Closed nickodell closed 4 years ago

nickodell commented 4 years ago

I'm using pyp to parse and munge CSV/TSV files.

Recently, I ran into an issue where I can't use stdin in a before statement.

Here's my code, in Bash:

< pollution.csv python3 pyp.py \
    -b 'input = csv.DictReader(stdin, delimiter=",")' \
    -b 'output = csv.DictWriter(sys.stdout, fieldnames=input.fieldnames)' \
    -b 'output.writeheader()' \
    'for row in input: output.writerow(row); pass'

(This is just a dummy command which doesn't modify the input.)

Here's the error:

Possible reconstructed traceback (most recent call last):
  File "<pyp>", in <module>
    input = csv.DictReader(stdin, delimiter=',')
NameError: name 'stdin' is not defined

Looking at the error, it looks like the code assumes that an automatic variable (eg. lines, x, stdin) will not be used during a before statement. For some of them, this is reasonable, because they don't have a meaning outside of a loop. But lines and stdin have perfectly sensible meanings before the loop.

hauntsaninja commented 4 years ago

Thanks again for your earlier PRs!

My intent with the before flag wasn't about loops as much as "before processing input", which is the phrasing used in pyp --help and the README.

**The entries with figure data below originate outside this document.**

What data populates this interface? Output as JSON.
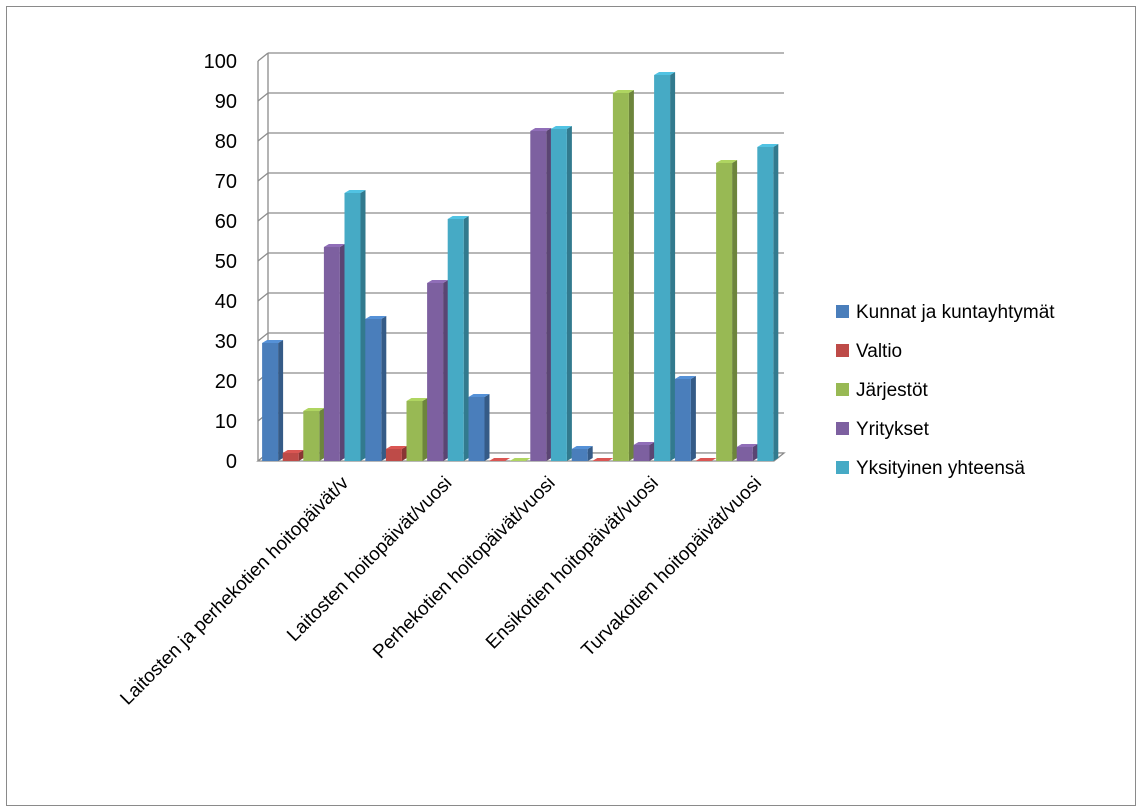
{
  "chart_data": {
    "type": "bar",
    "title": "",
    "xlabel": "",
    "ylabel": "",
    "ylim": [
      0,
      100
    ],
    "yticks": [
      "0",
      "10",
      "20",
      "30",
      "40",
      "50",
      "60",
      "70",
      "80",
      "90",
      "100"
    ],
    "grid": true,
    "legend_position": "right",
    "categories": [
      "Laitosten ja perhekotien hoitopäivät/v",
      "Laitosten hoitopäivät/vuosi",
      "Perhekotien hoitopäivät/vuosi",
      "Ensikotien hoitopäivät/vuosi",
      "Turvakotien hoitopäivät/vuosi"
    ],
    "series": [
      {
        "name": "Kunnat ja kuntayhtymät",
        "color": "#4a7ebb",
        "values": [
          29.5,
          35.5,
          16,
          3,
          20.5
        ]
      },
      {
        "name": "Valtio",
        "color": "#be4b48",
        "values": [
          2,
          3,
          0,
          0,
          0
        ]
      },
      {
        "name": "Järjestöt",
        "color": "#98b954",
        "values": [
          12.5,
          15,
          0,
          92,
          74.5
        ]
      },
      {
        "name": "Yritykset",
        "color": "#7d60a0",
        "values": [
          53.5,
          44.5,
          82.5,
          4,
          3.5
        ]
      },
      {
        "name": "Yksityinen yhteensä",
        "color": "#46aac5",
        "values": [
          67,
          60.5,
          83,
          96.5,
          78.5
        ]
      }
    ]
  }
}
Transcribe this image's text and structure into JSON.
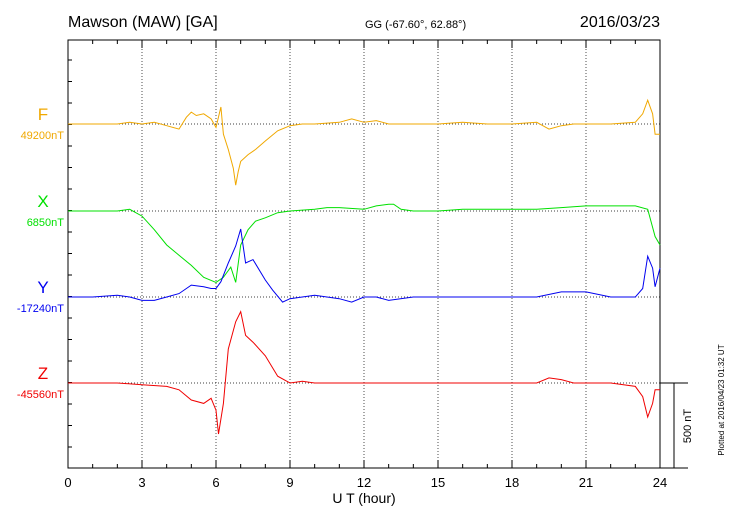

Anyway, the idea here is that you want to process input with stdin, so just passing code in without any flags should work.

~ λ pyp --explain 'input = csv.DictReader(stdin, delimiter=",")' 'output = csv.DictWriter(sys.stdout, fieldnames=input.fieldnames)' 'output.writeheader()' 'for row in input: output.writerow(row); pass'
#!/usr/bin/env python3

import csv
import sys
stdin = sys.stdin
input = csv.DictReader(stdin, delimiter=',')
output = csv.DictWriter(sys.stdout, fieldnames=input.fieldnames)
output.writeheader()
for row in input:
    output.writerow(row)

It's true that magically introduced loops are what really make the difference between before code, main code and after code useful / meaningful, which I guess makes things susceptible to confusion in their absence. I'll see if I can think of ways to document things more clearly. Removing the difference between before, main and after code when using lines and stdin would be tricky implementation-wise, and might in fact cause more confusion since the flags would then do nothing.

By the way, in case you missed it, I recently added the ability to add some configuration to pyp: https://github.com/hauntsaninja/pyp#pyp-is-configurable. So you can now, e.g, define a print_csv function that you could then use :-)

hauntsaninja commented 4 years ago

I special-cased this error, so pyp should be a little bit more helpful if people run into this :-)

nickodell commented 4 years ago

@hauntsaninja Thank you for adding a helpful error message. To me, that's just as good as what I requested.